Technologue.id, Jakarta – Menanggapi pemberitaan terkait dugaan kerugian pelanggan akibat kuota internet yang hangus hingga mencapai Rp63 triliun, Asosiasi Penyelenggara Telekomunikasi Seluruh Indonesia (ATSI) menyampaikan klarifikasi penting mengenai praktik masa aktif dan kebijakan layanan prabayar yang selama ini dijalankan oleh para anggotanya.
Direktur Eksekutif ATSI, Marwan O. Baasir, menegaskan bahwa seluruh penyelenggara telekomunikasi yang tergabung dalam ATSI selalu menjunjung tinggi prinsip tata kelola yang baik serta taat terhadap regulasi yang berlaku.
“Penetapan harga, kuota, dan masa aktif layanan prabayar sudah sesuai dengan Pasal 74 Ayat 2 Peraturan Menteri Kominfo No. 5 Tahun 2021. Selain itu, pulsa juga telah dikenakan PPN sebagai barang konsumsi, karena secara hukum bukan alat pembayaran sah maupun uang elektronik,” ujar Marwan.
Ia menjelaskan bahwa masa aktif bukanlah hal yang asing dalam industri, melainkan praktik yang wajar dan lazim. Kuota internet, misalnya, tidak dihitung berdasarkan volume semata, melainkan terkait dengan penggunaan spektrum frekuensi yang diberikan oleh pemerintah dalam jangka waktu tertentu.
“Konsep ini berbeda dengan listrik atau saldo kartu tol. Masa aktif mengacu pada izin penggunaan spektrum yang memang terbatas oleh waktu, bukan seperti komoditas lain yang bisa ditimbun tanpa batas,” tambahnya.
Lebih lanjut, ATSI juga menegaskan bahwa model masa aktif telah menjadi standar global. Beberapa operator dunia seperti Kogan Mobile (Australia) dan CelcomDigi (Malaysia) menerapkan kebijakan serupa, di mana kuota akan hangus bila tak digunakan dalam masa berlakunya.
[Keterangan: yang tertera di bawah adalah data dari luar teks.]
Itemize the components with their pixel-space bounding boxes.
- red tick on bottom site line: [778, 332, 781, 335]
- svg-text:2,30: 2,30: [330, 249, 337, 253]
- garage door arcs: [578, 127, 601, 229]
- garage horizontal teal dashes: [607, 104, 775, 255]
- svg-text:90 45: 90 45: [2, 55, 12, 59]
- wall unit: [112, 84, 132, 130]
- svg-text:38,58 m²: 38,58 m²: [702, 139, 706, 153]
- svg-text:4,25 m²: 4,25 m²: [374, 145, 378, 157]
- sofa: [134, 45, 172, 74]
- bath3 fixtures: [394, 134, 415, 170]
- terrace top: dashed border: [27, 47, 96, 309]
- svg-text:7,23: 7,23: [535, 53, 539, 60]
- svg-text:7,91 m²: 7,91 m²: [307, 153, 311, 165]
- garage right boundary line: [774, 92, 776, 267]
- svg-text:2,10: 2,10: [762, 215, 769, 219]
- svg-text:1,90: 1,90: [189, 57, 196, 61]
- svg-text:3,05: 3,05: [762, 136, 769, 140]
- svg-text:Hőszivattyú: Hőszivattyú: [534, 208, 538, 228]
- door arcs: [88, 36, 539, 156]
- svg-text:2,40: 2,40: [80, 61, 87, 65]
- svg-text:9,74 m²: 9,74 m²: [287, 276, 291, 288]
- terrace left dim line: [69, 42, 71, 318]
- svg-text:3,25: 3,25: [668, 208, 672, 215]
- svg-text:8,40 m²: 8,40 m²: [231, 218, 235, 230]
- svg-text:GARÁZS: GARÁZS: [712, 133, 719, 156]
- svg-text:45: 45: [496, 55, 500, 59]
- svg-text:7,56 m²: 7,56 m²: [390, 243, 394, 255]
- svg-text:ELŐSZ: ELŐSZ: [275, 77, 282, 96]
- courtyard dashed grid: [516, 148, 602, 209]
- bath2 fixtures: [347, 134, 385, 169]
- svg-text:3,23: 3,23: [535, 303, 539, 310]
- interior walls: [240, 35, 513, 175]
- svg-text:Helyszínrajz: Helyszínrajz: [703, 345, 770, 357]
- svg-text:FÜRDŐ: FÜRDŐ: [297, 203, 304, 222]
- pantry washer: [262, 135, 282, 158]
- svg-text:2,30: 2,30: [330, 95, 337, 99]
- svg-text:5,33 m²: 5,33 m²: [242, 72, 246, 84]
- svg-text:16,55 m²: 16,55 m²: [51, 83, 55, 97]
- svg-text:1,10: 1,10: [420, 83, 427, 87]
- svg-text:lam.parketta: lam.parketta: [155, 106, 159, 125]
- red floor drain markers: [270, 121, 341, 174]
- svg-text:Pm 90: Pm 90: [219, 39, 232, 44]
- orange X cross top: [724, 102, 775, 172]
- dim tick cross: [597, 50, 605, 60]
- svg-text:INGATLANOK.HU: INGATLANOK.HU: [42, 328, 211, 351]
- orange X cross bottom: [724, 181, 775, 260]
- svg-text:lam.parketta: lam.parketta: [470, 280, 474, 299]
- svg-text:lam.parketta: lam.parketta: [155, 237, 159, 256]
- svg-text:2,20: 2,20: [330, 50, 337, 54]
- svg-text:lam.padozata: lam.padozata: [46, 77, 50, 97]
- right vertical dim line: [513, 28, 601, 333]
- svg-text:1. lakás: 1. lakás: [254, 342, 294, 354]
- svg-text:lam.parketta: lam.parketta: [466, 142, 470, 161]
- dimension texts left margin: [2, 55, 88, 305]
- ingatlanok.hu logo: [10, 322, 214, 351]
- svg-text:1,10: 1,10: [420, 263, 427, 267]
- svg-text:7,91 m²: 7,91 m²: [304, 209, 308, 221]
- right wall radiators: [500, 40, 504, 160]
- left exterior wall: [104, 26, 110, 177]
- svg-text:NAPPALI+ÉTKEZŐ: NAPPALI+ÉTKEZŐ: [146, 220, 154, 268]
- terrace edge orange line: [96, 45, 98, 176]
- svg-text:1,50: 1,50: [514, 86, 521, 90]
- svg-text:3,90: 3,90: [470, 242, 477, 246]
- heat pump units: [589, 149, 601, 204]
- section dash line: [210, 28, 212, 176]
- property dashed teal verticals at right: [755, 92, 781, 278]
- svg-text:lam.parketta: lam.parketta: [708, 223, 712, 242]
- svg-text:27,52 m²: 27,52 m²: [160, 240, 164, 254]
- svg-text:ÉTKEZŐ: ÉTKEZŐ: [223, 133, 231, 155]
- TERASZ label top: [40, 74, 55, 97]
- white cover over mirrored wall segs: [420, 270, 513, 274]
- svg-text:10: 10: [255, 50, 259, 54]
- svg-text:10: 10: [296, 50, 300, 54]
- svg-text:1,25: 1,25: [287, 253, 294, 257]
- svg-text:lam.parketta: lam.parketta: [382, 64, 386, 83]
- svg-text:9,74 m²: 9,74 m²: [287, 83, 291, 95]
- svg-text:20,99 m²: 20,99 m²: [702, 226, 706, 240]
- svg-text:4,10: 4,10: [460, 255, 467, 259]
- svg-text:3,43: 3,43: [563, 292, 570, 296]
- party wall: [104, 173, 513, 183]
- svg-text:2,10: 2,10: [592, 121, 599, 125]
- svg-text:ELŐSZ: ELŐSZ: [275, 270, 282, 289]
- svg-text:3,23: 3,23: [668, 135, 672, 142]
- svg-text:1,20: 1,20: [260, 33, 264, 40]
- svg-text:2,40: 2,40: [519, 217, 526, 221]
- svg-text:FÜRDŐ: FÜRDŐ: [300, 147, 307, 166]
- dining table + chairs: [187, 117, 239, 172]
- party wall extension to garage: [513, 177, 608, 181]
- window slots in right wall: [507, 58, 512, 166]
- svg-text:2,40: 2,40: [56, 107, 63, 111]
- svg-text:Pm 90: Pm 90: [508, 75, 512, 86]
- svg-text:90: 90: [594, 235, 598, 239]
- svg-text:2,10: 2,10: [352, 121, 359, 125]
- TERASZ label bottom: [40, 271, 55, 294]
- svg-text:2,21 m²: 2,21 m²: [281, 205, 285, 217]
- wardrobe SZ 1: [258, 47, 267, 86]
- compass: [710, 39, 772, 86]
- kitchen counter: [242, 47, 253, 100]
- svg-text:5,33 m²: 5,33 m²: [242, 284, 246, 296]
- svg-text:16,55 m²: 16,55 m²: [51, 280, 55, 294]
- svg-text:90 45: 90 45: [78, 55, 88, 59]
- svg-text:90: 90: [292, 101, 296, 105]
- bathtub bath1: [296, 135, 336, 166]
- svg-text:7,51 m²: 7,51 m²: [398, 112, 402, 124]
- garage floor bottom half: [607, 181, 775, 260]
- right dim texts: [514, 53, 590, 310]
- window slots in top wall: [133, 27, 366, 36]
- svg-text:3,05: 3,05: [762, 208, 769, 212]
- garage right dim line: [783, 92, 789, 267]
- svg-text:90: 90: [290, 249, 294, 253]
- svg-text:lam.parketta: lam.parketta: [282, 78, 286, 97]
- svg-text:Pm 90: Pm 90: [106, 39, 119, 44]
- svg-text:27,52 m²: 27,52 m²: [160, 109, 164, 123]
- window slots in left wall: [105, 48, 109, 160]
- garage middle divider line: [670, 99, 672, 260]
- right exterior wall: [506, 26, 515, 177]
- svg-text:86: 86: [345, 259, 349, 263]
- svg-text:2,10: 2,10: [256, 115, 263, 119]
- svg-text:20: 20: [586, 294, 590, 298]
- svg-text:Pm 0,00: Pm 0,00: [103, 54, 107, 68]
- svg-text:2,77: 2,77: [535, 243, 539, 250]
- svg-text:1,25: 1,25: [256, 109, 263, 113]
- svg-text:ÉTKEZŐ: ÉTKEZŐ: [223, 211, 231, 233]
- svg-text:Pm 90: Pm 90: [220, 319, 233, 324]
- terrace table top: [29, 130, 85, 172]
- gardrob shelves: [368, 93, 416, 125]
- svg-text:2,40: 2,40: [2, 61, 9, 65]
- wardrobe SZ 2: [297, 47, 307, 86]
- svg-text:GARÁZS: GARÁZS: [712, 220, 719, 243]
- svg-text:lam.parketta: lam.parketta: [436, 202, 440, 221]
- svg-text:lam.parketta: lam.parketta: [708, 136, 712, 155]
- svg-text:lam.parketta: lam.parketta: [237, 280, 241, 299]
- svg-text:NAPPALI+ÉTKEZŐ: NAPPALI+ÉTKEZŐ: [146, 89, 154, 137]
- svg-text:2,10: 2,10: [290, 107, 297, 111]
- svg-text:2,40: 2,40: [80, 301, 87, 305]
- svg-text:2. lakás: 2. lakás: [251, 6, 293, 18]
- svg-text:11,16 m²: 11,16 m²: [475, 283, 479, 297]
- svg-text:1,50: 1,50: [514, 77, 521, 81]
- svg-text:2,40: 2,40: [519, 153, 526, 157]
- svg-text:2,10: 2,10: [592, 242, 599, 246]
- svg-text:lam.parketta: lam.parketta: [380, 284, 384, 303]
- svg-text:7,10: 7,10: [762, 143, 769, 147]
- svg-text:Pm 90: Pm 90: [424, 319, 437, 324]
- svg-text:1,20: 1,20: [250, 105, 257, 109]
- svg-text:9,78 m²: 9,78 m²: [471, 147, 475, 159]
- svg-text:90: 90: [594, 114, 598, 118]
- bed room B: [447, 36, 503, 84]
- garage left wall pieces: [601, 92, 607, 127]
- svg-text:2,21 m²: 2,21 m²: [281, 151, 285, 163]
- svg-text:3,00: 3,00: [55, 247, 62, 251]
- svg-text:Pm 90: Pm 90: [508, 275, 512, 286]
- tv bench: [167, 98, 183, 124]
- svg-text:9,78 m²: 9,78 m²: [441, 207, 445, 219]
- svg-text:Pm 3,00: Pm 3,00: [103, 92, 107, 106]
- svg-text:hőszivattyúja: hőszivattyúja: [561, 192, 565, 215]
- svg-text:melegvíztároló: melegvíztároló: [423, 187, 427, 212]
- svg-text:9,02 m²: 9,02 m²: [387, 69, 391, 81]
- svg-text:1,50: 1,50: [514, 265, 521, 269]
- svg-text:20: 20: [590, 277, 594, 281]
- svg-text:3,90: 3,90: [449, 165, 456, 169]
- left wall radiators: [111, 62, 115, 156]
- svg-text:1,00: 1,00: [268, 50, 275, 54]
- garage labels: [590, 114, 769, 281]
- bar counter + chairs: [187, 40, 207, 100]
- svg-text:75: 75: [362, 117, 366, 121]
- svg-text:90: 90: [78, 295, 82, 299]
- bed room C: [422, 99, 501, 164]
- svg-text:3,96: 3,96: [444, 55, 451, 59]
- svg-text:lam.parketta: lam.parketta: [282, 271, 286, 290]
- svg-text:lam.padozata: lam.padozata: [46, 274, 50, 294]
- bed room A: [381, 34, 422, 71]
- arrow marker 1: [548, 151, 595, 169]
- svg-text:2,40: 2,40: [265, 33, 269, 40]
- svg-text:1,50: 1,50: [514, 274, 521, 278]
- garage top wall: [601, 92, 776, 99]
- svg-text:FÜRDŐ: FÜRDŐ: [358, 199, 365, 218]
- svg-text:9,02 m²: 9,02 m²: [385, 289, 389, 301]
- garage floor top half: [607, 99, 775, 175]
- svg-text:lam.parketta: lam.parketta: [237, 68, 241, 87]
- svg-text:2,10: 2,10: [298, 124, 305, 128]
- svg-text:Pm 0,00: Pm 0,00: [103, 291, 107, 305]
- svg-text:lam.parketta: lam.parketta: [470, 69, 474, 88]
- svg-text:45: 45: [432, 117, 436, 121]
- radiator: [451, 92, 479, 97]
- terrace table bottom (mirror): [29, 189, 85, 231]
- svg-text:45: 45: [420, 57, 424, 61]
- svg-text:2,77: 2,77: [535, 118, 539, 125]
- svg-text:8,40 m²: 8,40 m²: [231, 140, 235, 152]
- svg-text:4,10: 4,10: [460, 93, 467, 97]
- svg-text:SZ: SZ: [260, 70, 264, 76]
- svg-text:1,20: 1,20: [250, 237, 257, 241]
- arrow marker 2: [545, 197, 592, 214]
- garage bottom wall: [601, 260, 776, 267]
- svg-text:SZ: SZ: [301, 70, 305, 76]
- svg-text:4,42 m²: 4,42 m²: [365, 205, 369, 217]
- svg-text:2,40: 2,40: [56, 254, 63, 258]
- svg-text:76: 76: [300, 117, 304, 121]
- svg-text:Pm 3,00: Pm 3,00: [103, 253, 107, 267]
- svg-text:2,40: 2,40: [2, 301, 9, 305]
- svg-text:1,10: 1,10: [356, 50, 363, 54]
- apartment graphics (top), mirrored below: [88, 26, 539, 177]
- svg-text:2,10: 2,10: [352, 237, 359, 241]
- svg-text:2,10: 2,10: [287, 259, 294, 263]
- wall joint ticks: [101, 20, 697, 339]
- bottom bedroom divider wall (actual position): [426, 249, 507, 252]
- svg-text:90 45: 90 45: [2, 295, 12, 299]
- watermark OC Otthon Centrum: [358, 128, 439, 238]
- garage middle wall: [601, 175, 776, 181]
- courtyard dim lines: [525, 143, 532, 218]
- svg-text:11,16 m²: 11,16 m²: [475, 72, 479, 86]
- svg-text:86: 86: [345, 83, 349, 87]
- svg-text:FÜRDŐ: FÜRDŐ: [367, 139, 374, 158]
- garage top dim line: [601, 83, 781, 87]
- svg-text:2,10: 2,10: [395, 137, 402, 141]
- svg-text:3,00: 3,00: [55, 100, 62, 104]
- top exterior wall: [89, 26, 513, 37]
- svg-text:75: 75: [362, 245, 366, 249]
ATSI juga menyoroti pentingnya prinsip transparansi. Menurut Marwan, setiap informasi mengenai harga, kuota, dan masa aktif paket data telah disampaikan secara terbuka melalui berbagai kanal resmi operator – mulai dari aplikasi, situs web, hingga informasi di konter penjualan.
“Pelanggan diberikan keleluasaan penuh untuk memilih paket data yang sesuai dengan kebutuhannya. Semua informasi sudah tersedia jelas sejak awal,” ungkap Marwan.
Sebagai asosiasi, ATSI menyatakan keterbukaan untuk berdialog dengan pemangku kepentingan, termasuk regulator dan lembaga perlindungan konsumen, guna memperkuat pemahaman bersama terhadap model bisnis telekomunikasi.
“Kebijakan yang adil bagi pelanggan dan mendukung keberlanjutan industri hanya bisa dicapai melalui pemahaman menyeluruh, bukan dengan asumsi sepihak,” tutupnya.